Читать «Негласная ревизия» онлайн - страница 8
Александр Иванович Куприн
– Если так ужасна смерть, – продолжала Валентина Сергеевна, – и так страшно коротка жизнь, зачем же я ее буду делать скучной и безрадостной? Я хочу веселья и смеха, – мне угрожают общественным мнением; я хочу наслаждения, – мне говорят про долг и про обязанности! Да для чего же все это? Кому нужна моя исполнительность перед этим самым долгом? Ну, представьте себе, что я иду куда-нибудь далеко пешком и несу за спиной тяжелый мешок с драгоценностями. По дороге я наверно узнаю, что у меня мой мешок завтра же отнимут. Ну, разве я не благоразумно поступлю, если я сброшу с плеч эту обузу, продам ее, расшвыряю деньги на ветер и хоть день, хоть час буду счастлива, как хочу?

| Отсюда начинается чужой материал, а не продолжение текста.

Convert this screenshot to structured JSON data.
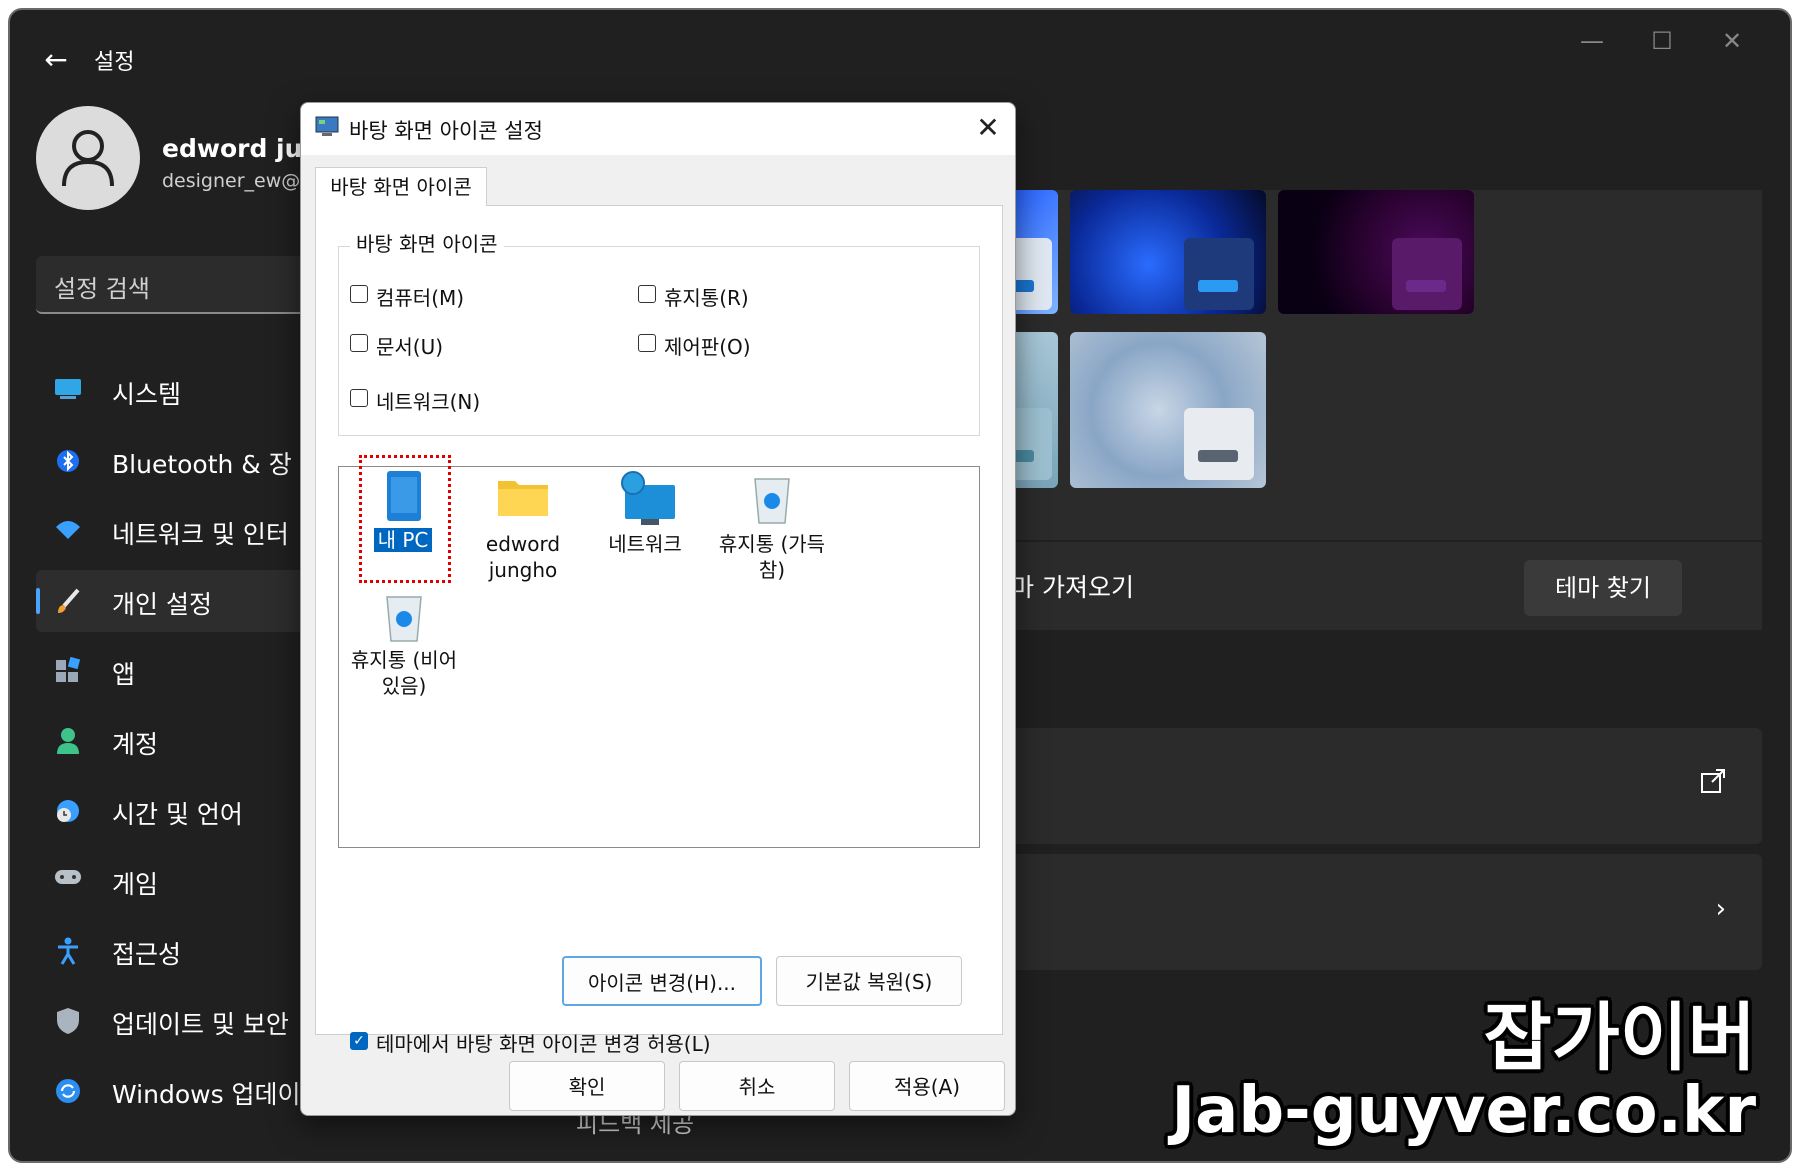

Иван Петрович жадно ловил ее слова, переводя их тотчас же языком разговаривавшей в нем страсти. Он уже не сомневался, что аллегория о мешке заключала в себе некоторым образом «разрешение на свободу дальнейших действий». Удивительною казалась лишь головоломная быстрота, с которой приближалась развязка. «Что это? Каприз избалованной женщины? Мгновенная вспышка долго, может быть, сдержанного желания?» – размышлял он, между тем как все его тело охватывала и сладко сжимала сердце тянущая истома, знакомая ему истома, похожая на страх и на ожидание. «Или это явление психоза, болезненного расстройства нервов? Или – один из тех случаев, когда женщины из минутной вспышки гнева и ревности делают то, в чем потом каются в продолжение всей жизни?»
Иван Петрович все сильнее прижимал ее мизинец; она руки не убирала.
– Значит… значит, вы верите только в наслаждение? – спросил он тихо, совсем замирающим голосом.
Темнота сделала его смелым и безумным. Он взял решительным движением ее маленькую, нежную и сильную руку и крепко сжал в своей руке. Она вздрогнула всем телом и сделала движение, чтобы вырвать руку, – он пожал ее вторично. Тогда внезапно она вся обернулась к нему и, отвечая порывистым пожатием, прошептала:
– Да, да, в одно наслаждение…
Иван Петрович также, в свою очередь, повторил это слово, но вряд ли теперь и он и она понимали, что говорили. Слова теряли свой смысл, оставались только звуки, произносимые страстным, волнующимся шепотом.
– А если вам мешают препятствия?
– Я их не знаю.
– Без них нельзя. Ну, скажите, например, что бы вы сделали, если бы вам кто-нибудь сильно понравился?
– Я заранее не могу сказать. Вероятно, поступила бы так, как велит сердце.
– Но вы замужем.
Она несколько секунд помолчала, и, когда заговорила, ее голос звучал глухо:
– Ведь мы окружены такою непроницаемою сетью выдуманных условий, что из
них выбраться нет сил. И зачем об этом говорить? Зачем сопротивляться тому, что
манит? Помните, у кого это?
Ах, люби меня без размышлений,
Без тоски, без думы роковой,
Без упреков, без пустых сомнений!
– Дальше, дальше, – просил Иван Петрович, когда она сразу замолчала, точно
спохватившись, – ради бога, продолжайте.
Она вздохнула так глубоко и прерывисто, как будто ей не хватало воздуха, и кончила еле слышно, но выразительно оттеняя слова:
– Что здесь думать? Я твоя, ты – мой.
Все забудь, все брось, мне весь отдайся!